Ricursive Intelligence has quickly become one of the more closely watched startups in AI hardware, but its bet is not to build another AI chip. Its plan is to build AI that helps design chips faster, from component placement through design verification.
That distinction matters. Instead of trying to compete with Nvidia, AMD, Intel, and other chipmakers, Ricursive wants to sell tools to them and to any company that makes electronics and needs chips.
A fast rise built on a long track record
Ricursive was founded by Anna Goldie, CEO, and Azalia Mirhoseini, CTO. Both are well known in the AI community, and their resumes explain why investors moved quickly.
The two worked together at Google Brain and were early employees at Anthropic. At Google, they created Alpha Chip, an AI tool that could produce solid chip layouts in hours. The source article says the same kind of work normally takes human designers a year or more.
Alpha Chip helped design three generations of Google’s Tensor Processing Units. That history gave Ricursive a clear proof point before the startup had much time in the market.
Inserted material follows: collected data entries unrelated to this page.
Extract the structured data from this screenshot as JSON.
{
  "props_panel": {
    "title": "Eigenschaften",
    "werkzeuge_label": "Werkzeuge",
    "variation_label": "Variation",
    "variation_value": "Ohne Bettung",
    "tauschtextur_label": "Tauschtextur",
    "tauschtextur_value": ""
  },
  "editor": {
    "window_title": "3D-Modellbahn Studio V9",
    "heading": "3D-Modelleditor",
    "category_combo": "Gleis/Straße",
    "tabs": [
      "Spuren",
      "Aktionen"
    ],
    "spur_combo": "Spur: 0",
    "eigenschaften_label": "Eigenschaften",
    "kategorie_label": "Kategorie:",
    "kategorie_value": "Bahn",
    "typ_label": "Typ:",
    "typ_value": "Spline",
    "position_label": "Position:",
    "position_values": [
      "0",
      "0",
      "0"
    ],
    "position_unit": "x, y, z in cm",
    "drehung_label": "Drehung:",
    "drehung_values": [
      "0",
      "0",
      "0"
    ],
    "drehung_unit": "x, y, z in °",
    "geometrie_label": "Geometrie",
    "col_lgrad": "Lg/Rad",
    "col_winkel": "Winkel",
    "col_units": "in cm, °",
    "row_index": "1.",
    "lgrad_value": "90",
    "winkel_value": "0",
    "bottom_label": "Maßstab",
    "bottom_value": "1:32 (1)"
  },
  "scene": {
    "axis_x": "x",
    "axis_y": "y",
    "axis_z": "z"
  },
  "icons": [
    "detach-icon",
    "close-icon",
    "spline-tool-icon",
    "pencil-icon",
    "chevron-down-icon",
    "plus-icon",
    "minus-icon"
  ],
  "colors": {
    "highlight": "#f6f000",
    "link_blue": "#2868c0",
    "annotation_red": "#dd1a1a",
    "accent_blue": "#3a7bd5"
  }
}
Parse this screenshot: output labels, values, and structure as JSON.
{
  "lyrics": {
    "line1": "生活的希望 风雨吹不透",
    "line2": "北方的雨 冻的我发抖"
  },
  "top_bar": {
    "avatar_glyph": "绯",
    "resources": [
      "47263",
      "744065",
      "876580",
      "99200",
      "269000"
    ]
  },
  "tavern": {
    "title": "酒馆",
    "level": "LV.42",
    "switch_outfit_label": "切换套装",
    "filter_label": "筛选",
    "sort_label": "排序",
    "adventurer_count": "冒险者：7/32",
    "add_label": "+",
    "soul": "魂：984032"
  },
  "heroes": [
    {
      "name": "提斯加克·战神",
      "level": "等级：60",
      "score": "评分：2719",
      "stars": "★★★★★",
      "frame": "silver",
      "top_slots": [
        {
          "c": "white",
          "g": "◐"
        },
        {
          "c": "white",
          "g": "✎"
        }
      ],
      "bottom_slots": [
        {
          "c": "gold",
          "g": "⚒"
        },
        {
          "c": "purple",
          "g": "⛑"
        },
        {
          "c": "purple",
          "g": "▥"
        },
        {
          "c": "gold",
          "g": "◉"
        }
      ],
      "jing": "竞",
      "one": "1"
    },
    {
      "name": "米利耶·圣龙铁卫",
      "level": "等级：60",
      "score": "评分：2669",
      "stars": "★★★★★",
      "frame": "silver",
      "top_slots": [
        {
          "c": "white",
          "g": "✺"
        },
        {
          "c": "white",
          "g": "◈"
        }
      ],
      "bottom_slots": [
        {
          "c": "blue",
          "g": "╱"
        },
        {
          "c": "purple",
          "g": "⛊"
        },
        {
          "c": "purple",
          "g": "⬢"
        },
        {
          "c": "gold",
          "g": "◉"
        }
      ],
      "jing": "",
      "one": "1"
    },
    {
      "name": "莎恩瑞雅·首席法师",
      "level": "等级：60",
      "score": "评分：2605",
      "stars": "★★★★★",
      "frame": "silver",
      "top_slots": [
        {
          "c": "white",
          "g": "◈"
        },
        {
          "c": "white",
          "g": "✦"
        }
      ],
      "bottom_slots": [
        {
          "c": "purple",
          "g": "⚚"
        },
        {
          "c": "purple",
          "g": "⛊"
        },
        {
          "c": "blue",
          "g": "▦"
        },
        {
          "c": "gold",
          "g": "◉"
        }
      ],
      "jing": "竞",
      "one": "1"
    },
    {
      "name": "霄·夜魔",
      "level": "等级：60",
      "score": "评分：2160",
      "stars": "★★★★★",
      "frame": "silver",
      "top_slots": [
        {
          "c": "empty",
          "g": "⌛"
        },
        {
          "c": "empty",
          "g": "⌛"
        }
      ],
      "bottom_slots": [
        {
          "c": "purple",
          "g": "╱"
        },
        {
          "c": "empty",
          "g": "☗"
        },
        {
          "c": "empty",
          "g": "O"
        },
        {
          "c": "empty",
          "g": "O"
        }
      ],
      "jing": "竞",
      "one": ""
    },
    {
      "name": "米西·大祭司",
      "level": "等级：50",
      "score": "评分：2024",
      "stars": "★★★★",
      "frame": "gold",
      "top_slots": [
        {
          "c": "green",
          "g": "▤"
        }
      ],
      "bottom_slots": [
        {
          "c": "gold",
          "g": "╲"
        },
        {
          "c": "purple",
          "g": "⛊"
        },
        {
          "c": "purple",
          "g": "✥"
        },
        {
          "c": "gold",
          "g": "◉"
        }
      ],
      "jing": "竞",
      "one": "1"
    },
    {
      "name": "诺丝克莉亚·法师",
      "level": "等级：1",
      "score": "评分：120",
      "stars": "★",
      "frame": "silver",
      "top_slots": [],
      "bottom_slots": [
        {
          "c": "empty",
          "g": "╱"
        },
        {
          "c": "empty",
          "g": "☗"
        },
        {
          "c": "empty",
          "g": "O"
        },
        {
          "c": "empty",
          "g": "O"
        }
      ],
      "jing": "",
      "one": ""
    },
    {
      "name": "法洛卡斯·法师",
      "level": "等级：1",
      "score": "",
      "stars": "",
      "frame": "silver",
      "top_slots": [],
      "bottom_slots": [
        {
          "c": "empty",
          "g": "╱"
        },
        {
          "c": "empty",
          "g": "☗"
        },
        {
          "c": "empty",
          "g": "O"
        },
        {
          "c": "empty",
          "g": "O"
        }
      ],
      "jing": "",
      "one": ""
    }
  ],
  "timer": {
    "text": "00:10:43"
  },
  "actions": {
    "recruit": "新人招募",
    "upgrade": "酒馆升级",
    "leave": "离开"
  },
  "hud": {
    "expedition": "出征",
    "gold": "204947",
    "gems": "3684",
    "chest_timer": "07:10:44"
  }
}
Four months after launching, Ricursive announced a $300 million Series A round at a $4 billion valuation led by Lightspeed. That followed a $35 million seed round led by Sequoia just a couple of months earlier. Together, the rounds brought in $335 million.
What Ricursive is actually building
Ricursive is not making its own chips. It is building AI tools that design chips. That makes the company different from many AI chip startups, because it is not positioning itself as a wannabe Nvidia competitor.
Nvidia is actually an investor. The source article identifies Nvidia, AMD, Intel, and every other chip maker as part of Ricursive’s target customer universe.
Mirhoseini described the ambition this way: “We want to enable any chip, like a custom chip or a more traditional chip, any kind of chip, to be built in an automated and very accelerated way. We’re using AI to do that,”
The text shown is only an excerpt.